Immediately into this deployment, the Marines were engaged in combat and we were regularly under attack from mortars, direct fire, IEDs, and ambushes. It became a daily occurrence to get the call that someone was wounded and I would rush to the unarmored ambulance (this was 2004), with my corpsmen and head out to the site of the casualty.
However, in this case, when the ambulance stopped and we hopped out, there was an unnerving lack of frenzied activity. It was pitch black and all I could see were the corpsmen and the accompanying Marines looking out into the horizon, but not running toward the casualty. I was notified that a suspected mine field was between us and the wounded Marine. The wounded Marine’s vehicle had hit a landmine and was in very bad shape.
There was nothing that we could do. Eventually, a safe path was found to the vehicle but it was too late. The Marine was dead. I have never felt so helpless and useless as I did at that point. Any of the adrenaline rush associated with running to a casualty ceased at that point. This was real.
I did not get much time to reflect and grieve, as a few days later the whole town became a battle zone. That morning started with a patrol being ambushed and five of our Marines killed. That was by far the most deaths we had suffered in 1 day.
Before having time to reflect, more battles started. At one point, we were informed that over a thousand insurgents were in a mosque several blocks away preparing an all-out assault on our small base. Marines were firing their M-16s from the guard posts. One of the intel Marines suggested I grab one of the confiscated AK-47s, just in case we were overrun.
The battle lasted over 24 hours until all resistance had been defeated. As everyone returned to the base, an eerie quiet consumed us. We were only 2 months into this deployment, with 5 months to go. Was this the new normal?
Thankfully, that battle was the peak of our combat operations during the deployment. We still were routinely mortared, and there was the occasional ambush or IED attack, but we fell into a regular rhythm.

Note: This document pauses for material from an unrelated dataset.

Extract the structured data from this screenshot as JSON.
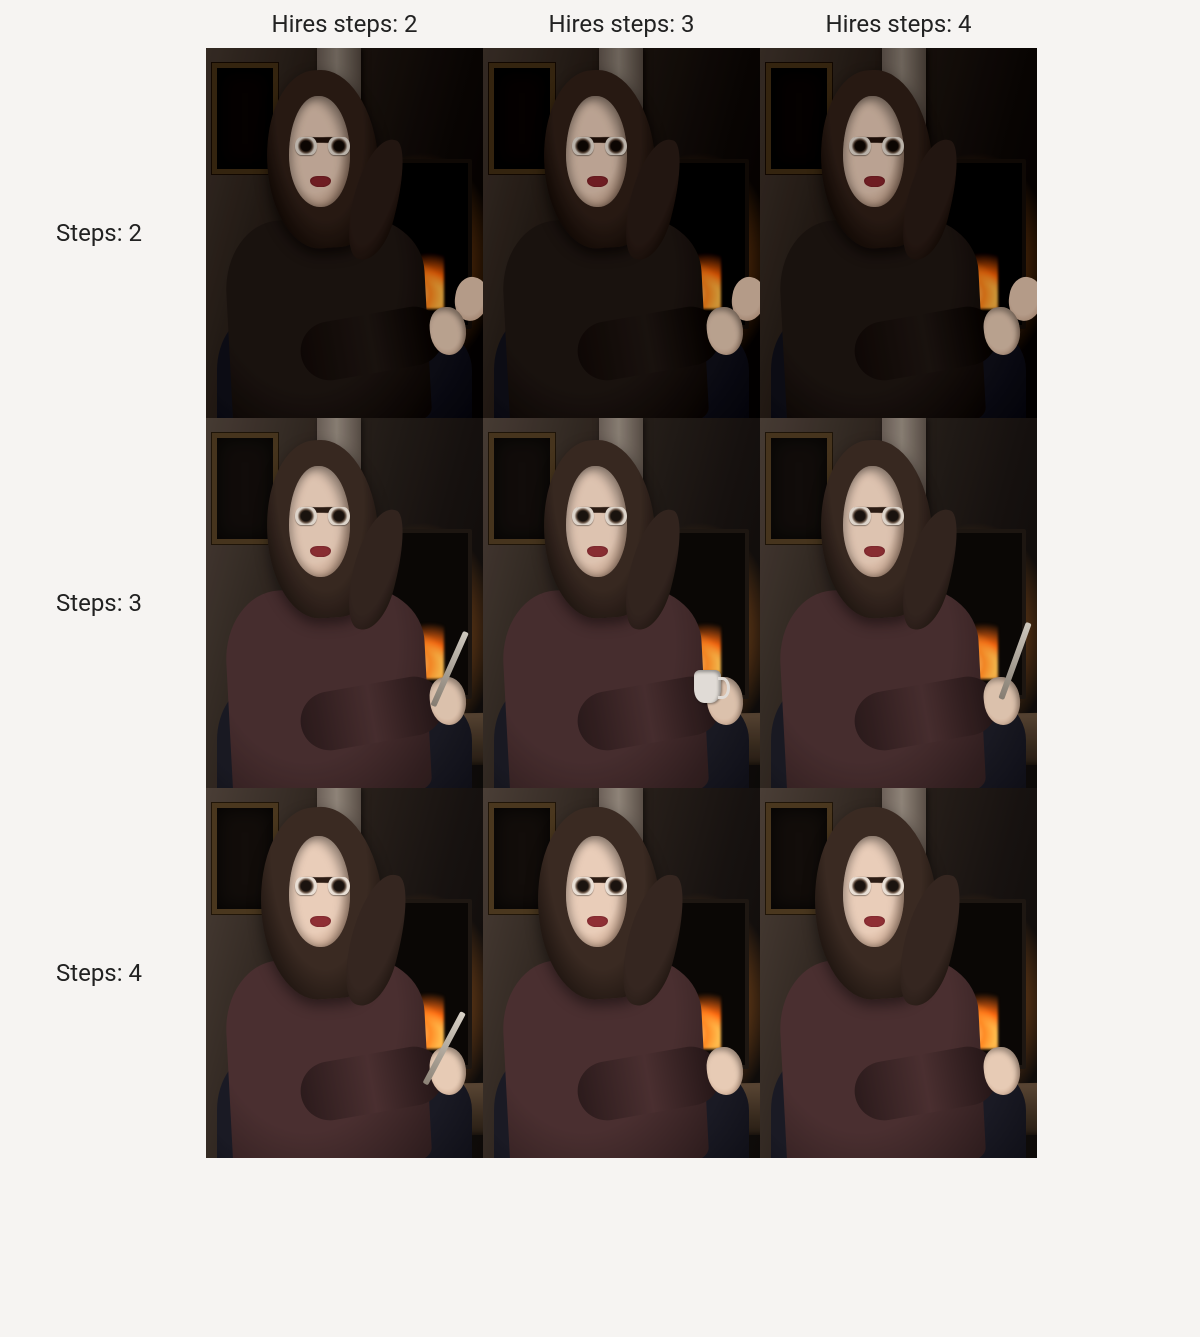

During this time, I noticed a difference in the morale and psychiatric condition between two of our companies. The small outpost where I spent the bulk of the deployment was primarily run by Bravo company. Bravo company engaged in more combat and loss than the other companies in our battalion. At the other end of the spectrum was Echo company, that was at our large, main base and was involved primarily in base protection. They saw the least amount of combat.
During my time with Bravo, not one Marine was evacuated due to a psychological or behavioral concern. Morale was high, cohesion was tight and the sense of shared duty was palpable. Echo company was a different story. They were plagued with low morale and disciplinary problems. A number of Marines from Echo were evacuated for mental health reasons.
Unit cohesion and purpose can be incredibly protective and provided an astounding layer of resilience to people facing adversity together. I don’t believe there is any therapy as powerful as being in the moment.
On our return to the USA, many of the corpsmen and Marines of Bravo company did eventually suffer from PTSD in the following months and years. But while we were there, they were all fueled by that shared duty and sacrifice.
The two worst parts of the deployment were the first death we suffered, and the final casualty before we went home. That final casualty occurred while we were turning over the base to the incoming battalion. We were less than a week from leaving Camp Austerity when one of our Marines was shot while standing watch on a guard post. The wound was “relatively” minor and he survived, but it hit me hard. Although our unit suffered scores of wounded, the fact that it could still happen so close to homecoming just seemed cosmically wrong.
Every time I have moved, I have felt some pang of nostalgia for the place I was leaving. I never felt any of this for Camp Austerity. Camp Austerity was war.